Grün, blau, gelb, orange – die 80er sind mit den bunten Farben zurück. Marken wie Essie und OPI haben Kultstatus erreicht. Doch in Zeiten des Internets und bei immer größer werdender Konkurrenz lassen sich die Nagellackhersteller außer immer neuen Farben allerhand einfallen, um den Stellenwert des Nagellacks als Accessoire zu unterstreichen. OPI, bekannt für seine außergewöhnlichen Lacknamen wie „Red My Fortune Cookie“ oder „ I'm not really a waitress“, kooperiert mit dem Computer-Hersteller Dell. Die Farbe des Laptops wird an den Nagellack angepasst. Zur Auswahl stehen 26 verschiedene Töne. Mit einer iPhone-App von OPI lassen sich die Nägel visuell lackieren, um den richtigen Farbton zu finden.
Der Autohersteller Volvo kehrt zu den Ursprüngen des Nagellacks zurück. „Ember Black“, „Vibrant Copper“ und „Cosmic White“ sind nicht nur die Lackfarben des neuen S60, sondern auch die zugehörigen Farben für die Nägel.
Auch Männer sollten Nagellack tragen. Zumindest wenn es nach Jahn Mihm geht.
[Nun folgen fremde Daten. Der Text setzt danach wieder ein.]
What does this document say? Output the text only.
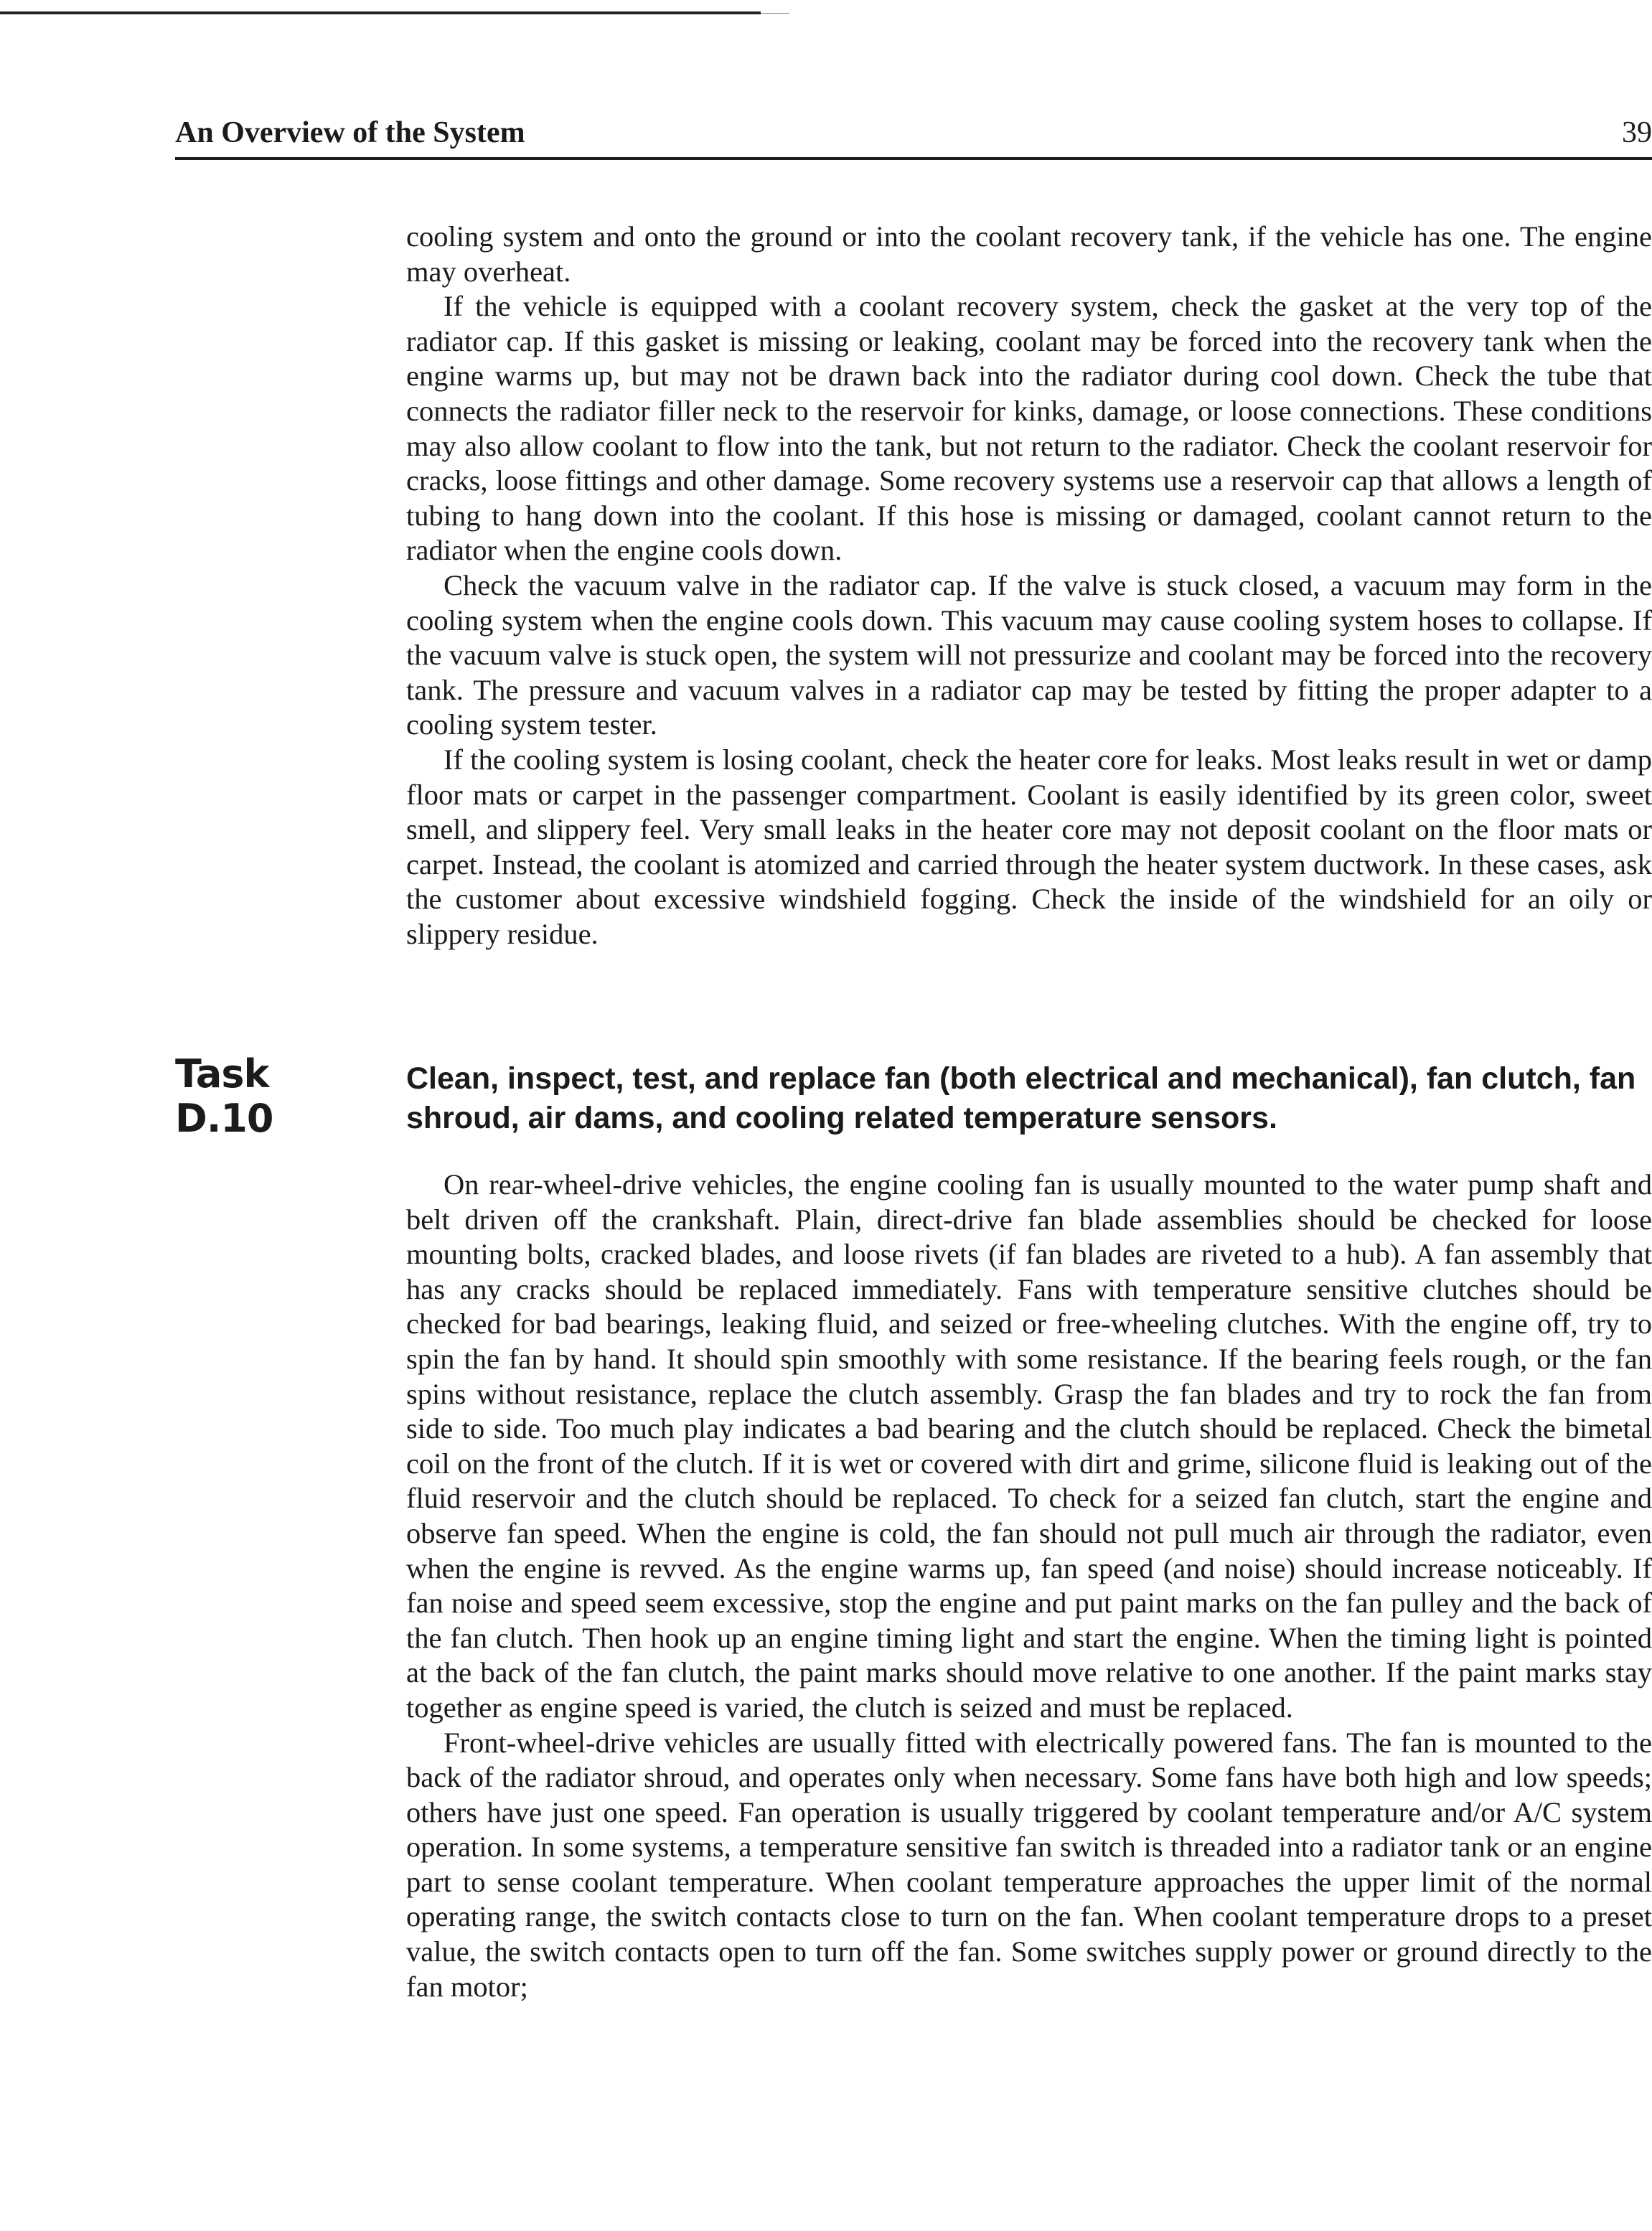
An Overview of the System	39

cooling system and onto the ground or into the coolant recovery tank, if the vehicle has one. The engine may overheat.

If the vehicle is equipped with a coolant recovery system, check the gasket at the very top of the radiator cap. If this gasket is missing or leaking, coolant may be forced into the recovery tank when the engine warms up, but may not be drawn back into the radiator during cool down. Check the tube that connects the radiator filler neck to the reservoir for kinks, damage, or loose connections. These conditions may also allow coolant to flow into the tank, but not return to the radiator. Check the coolant reservoir for cracks, loose fittings and other damage. Some recovery systems use a reservoir cap that allows a length of tubing to hang down into the coolant. If this hose is missing or damaged, coolant cannot return to the radiator when the engine cools down.

Check the vacuum valve in the radiator cap. If the valve is stuck closed, a vacuum may form in the cooling system when the engine cools down. This vacuum may cause cooling system hoses to collapse. If the vacuum valve is stuck open, the system will not pressurize and coolant may be forced into the recovery tank. The pressure and vacuum valves in a radiator cap may be tested by fitting the proper adapter to a cooling system tester.

If the cooling system is losing coolant, check the heater core for leaks. Most leaks result in wet or damp floor mats or carpet in the passenger compartment. Coolant is easily identified by its green color, sweet smell, and slippery feel. Very small leaks in the heater core may not deposit coolant on the floor mats or carpet. Instead, the coolant is atomized and carried through the heater system ductwork. In these cases, ask the customer about excessive windshield fogging. Check the inside of the windshield for an oily or slippery residue.

Task
D.10
Clean, inspect, test, and replace fan (both electrical and mechanical), fan clutch, fan shroud, air dams, and cooling related temperature sensors.

On rear-wheel-drive vehicles, the engine cooling fan is usually mounted to the water pump shaft and belt driven off the crankshaft. Plain, direct-drive fan blade assemblies should be checked for loose mounting bolts, cracked blades, and loose rivets (if fan blades are riveted to a hub). A fan assembly that has any cracks should be replaced immediately. Fans with temperature sensitive clutches should be checked for bad bearings, leaking fluid, and seized or free-wheeling clutches. With the engine off, try to spin the fan by hand. It should spin smoothly with some resistance. If the bearing feels rough, or the fan spins without resistance, replace the clutch assembly. Grasp the fan blades and try to rock the fan from side to side. Too much play indicates a bad bearing and the clutch should be replaced. Check the bimetal coil on the front of the clutch. If it is wet or covered with dirt and grime, silicone fluid is leaking out of the fluid reservoir and the clutch should be replaced. To check for a seized fan clutch, start the engine and observe fan speed. When the engine is cold, the fan should not pull much air through the radiator, even when the engine is revved. As the engine warms up, fan speed (and noise) should increase noticeably. If fan noise and speed seem excessive, stop the engine and put paint marks on the fan pulley and the back of the fan clutch. Then hook up an engine timing light and start the engine. When the timing light is pointed at the back of the fan clutch, the paint marks should move relative to one another. If the paint marks stay together as engine speed is varied, the clutch is seized and must be replaced.

Front-wheel-drive vehicles are usually fitted with electrically powered fans. The fan is mounted to the back of the radiator shroud, and operates only when necessary. Some fans have both high and low speeds; others have just one speed. Fan operation is usually triggered by coolant temperature and/or A/C system operation. In some systems, a temperature sensitive fan switch is threaded into a radiator tank or an engine part to sense coolant temperature. When coolant temperature approaches the upper limit of the normal operating range, the switch contacts close to turn on the fan. When coolant temperature drops to a preset value, the switch contacts open to turn off the fan. Some switches supply power or ground directly to the fan motor;
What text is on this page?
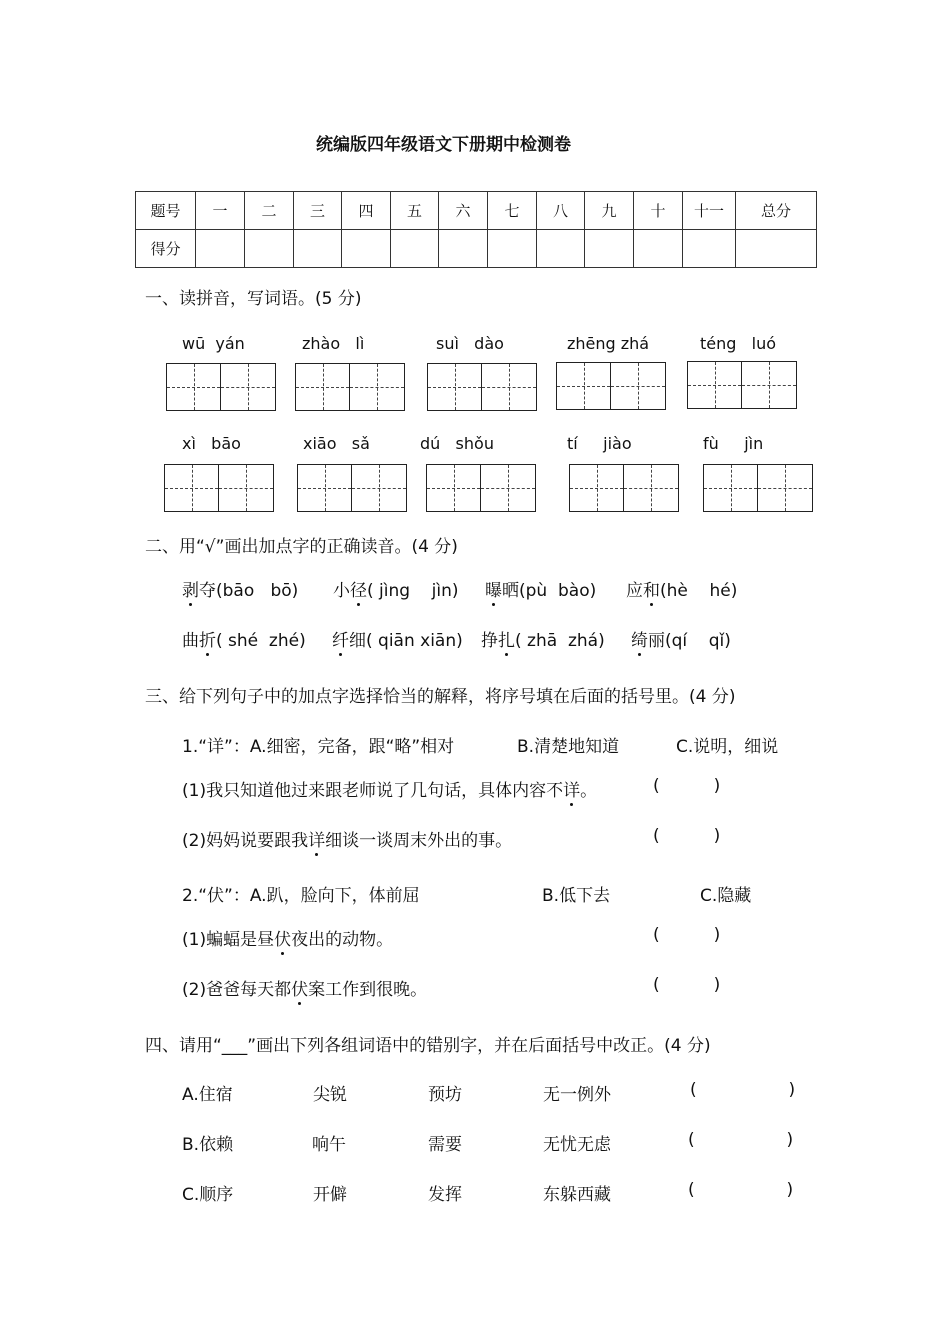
统编版四年级语文下册期中检测卷
题号	一	二	三	四	五	六	七	八	九	十	十一	总分
得分												
一、读拼音，写词语。(5 分)
wū  yán	zhào   lì	suì   dào	zhēng zhá	téng   luó
xì   bāo	xiāo   sǎ	dú   shǒu	tí     jiào	fù     jìn
二、用“√”画出加点字的正确读音。(4 分)
剥夺(bāo   bō) 小径( jìng    jìn) 曝晒(pù  bào) 应和(hè    hé)
曲折( shé  zhé) 纤细( qiān xiān) 挣扎( zhā  zhá) 绮丽(qí    qǐ)
三、给下列句子中的加点字选择恰当的解释，将序号填在后面的括号里。(4 分)
1.“详”：A.细密，完备，跟“略”相对	B.清楚地知道	C.说明，细说
(1)我只知道他过来跟老师说了几句话，具体内容不详。	(          )
(2)妈妈说要跟我详细谈一谈周末外出的事。	(          )
2.“伏”：A.趴，脸向下，体前屈	B.低下去	C.隐藏
(1)蝙蝠是昼伏夜出的动物。	(          )
(2)爸爸每天都伏案工作到很晚。	(          )
四、请用“___”画出下列各组词语中的错别字，并在后面括号中改正。(4 分)
A.住宿	尖锐	预坊	无一例外	(                 )
B.依赖	响午	需要	无忧无虑	(                 )
C.顺序	开僻	发挥	东躲西藏	(                 )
Der Gründer des Berliner Kosmetiklabels „Uslu Airlines“ behauptete in einem Interview: „Wenn man mit bunt manikürten Händen in eine Bar geht, muss man kein Bier mehr selber zahlen. Denn Frauen fahren total auf diesen Look ab.“
Ob Chanel einen speziellen Nagellack für Männer kreiert, ist fraglich. Dass die neuen Herbst/Winter-Farben wieder eine Massenhysterie auslösen werden, gilt als ziemlich sicher. „Wir spüren bereits, dass Paradoxal eine Farbe sein wird, die im Herbst eine große Rolle spielen wird.“, so Carolin Henk. Wer sich jetzt schon um einen Platz auf der Warteliste für den lila-schimmerden Lack bemüht, bekommt Paradoxal vielleicht noch vor der Küche oder dem Mini.